Lately I've been concerned about giving each of you enough attention. There are 4 eyes and 4 ears on everything that I do. If I'm singing to one of you, the other is always watching and listening. Does that make you sad? I try so hard to take turns with you.
I worry that if I pick up Charlotte first, Olivia will be sad or feel abandoned. I worry if I look at Olivia when I say peekaboo, Charlotte will be sad or feel less loved. If I feed you in the morning, then Daddy makes sure to feed you at night. If I got Charlotte out of bed first, then I try to make sure I get Olivia up first the next day. If I sing a song to one baby, I have to sing it to the other. I even switch eyes during Old MacDonald from one of you to the other: "With a Moo Moo" to Olivia "and a Moo Moo" to Charlotte. It's exhausting and no matter how hard that I try, I feel like one day one of you always gets more of my attention that the other.

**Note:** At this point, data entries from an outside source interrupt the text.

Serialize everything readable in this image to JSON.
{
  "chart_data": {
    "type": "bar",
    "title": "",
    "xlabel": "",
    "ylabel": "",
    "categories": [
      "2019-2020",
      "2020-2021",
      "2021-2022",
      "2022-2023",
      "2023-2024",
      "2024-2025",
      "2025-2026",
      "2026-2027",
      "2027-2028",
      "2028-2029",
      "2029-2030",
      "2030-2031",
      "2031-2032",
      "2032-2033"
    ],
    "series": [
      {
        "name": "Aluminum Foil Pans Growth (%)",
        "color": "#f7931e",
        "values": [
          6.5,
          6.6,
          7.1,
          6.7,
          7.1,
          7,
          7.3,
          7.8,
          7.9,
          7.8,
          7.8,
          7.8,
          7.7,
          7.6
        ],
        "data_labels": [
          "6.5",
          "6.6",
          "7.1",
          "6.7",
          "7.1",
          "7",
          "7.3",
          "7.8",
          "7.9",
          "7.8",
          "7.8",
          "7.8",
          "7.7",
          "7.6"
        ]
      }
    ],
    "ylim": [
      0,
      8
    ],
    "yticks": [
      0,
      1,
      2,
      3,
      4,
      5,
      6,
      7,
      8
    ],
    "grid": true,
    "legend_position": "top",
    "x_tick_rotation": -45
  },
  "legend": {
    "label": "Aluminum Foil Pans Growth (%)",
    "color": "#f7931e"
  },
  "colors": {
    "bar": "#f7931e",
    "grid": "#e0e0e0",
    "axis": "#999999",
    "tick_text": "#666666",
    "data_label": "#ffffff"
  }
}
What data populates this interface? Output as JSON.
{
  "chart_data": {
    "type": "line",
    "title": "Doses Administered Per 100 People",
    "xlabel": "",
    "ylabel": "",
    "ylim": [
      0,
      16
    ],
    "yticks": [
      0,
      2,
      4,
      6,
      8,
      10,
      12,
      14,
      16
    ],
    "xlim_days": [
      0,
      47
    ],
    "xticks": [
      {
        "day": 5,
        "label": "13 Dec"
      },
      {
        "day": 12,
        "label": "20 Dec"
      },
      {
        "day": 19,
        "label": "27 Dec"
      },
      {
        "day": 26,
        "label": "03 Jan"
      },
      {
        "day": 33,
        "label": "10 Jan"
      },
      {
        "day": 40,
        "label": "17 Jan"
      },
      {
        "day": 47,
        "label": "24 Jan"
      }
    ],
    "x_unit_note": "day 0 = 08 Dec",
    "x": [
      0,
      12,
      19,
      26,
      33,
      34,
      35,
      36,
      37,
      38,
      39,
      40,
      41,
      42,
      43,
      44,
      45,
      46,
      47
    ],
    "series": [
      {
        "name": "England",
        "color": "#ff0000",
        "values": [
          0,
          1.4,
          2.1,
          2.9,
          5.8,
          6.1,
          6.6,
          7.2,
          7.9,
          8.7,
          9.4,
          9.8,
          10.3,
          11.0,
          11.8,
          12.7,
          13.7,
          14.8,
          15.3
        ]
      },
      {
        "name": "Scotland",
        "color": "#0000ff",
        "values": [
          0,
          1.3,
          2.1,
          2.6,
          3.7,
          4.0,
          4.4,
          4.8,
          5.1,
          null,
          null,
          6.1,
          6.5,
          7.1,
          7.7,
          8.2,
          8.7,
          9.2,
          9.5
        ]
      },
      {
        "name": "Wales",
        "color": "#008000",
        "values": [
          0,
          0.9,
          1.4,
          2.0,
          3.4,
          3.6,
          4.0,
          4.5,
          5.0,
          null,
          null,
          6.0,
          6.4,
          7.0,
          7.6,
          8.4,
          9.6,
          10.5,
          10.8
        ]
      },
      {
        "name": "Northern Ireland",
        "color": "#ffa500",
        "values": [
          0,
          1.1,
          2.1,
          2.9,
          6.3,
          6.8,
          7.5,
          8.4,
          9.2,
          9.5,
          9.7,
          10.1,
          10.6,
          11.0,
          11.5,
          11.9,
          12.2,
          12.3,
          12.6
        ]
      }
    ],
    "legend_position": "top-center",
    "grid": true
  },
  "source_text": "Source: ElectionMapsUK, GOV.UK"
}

So I'm left wondering: Does Olivia lay in her bed playing silently so well because she's so used to me getting Charlotte first? Or do I pick up Charlotte first because Olivia is playing so happily on her own? Does Charlotte not like my songs as much because I tend to look at Olivia more during them or do I look at Olivia more because she enjoys them more than Charlotte?
It's exhausting to worry about, but I still try my best every single day. I love you both, and I love you each as individuals and I never want you to feel any differently. More importantly, I don't want either of you to be shaped in any way (negatively) by something I did or didn't do for you vs. your sister.
At the end of the day, one of the things that will shape your personality is the fact that you're a twin. But I'm very aware that how I treat you is also something that will shape you. I'm doing my best!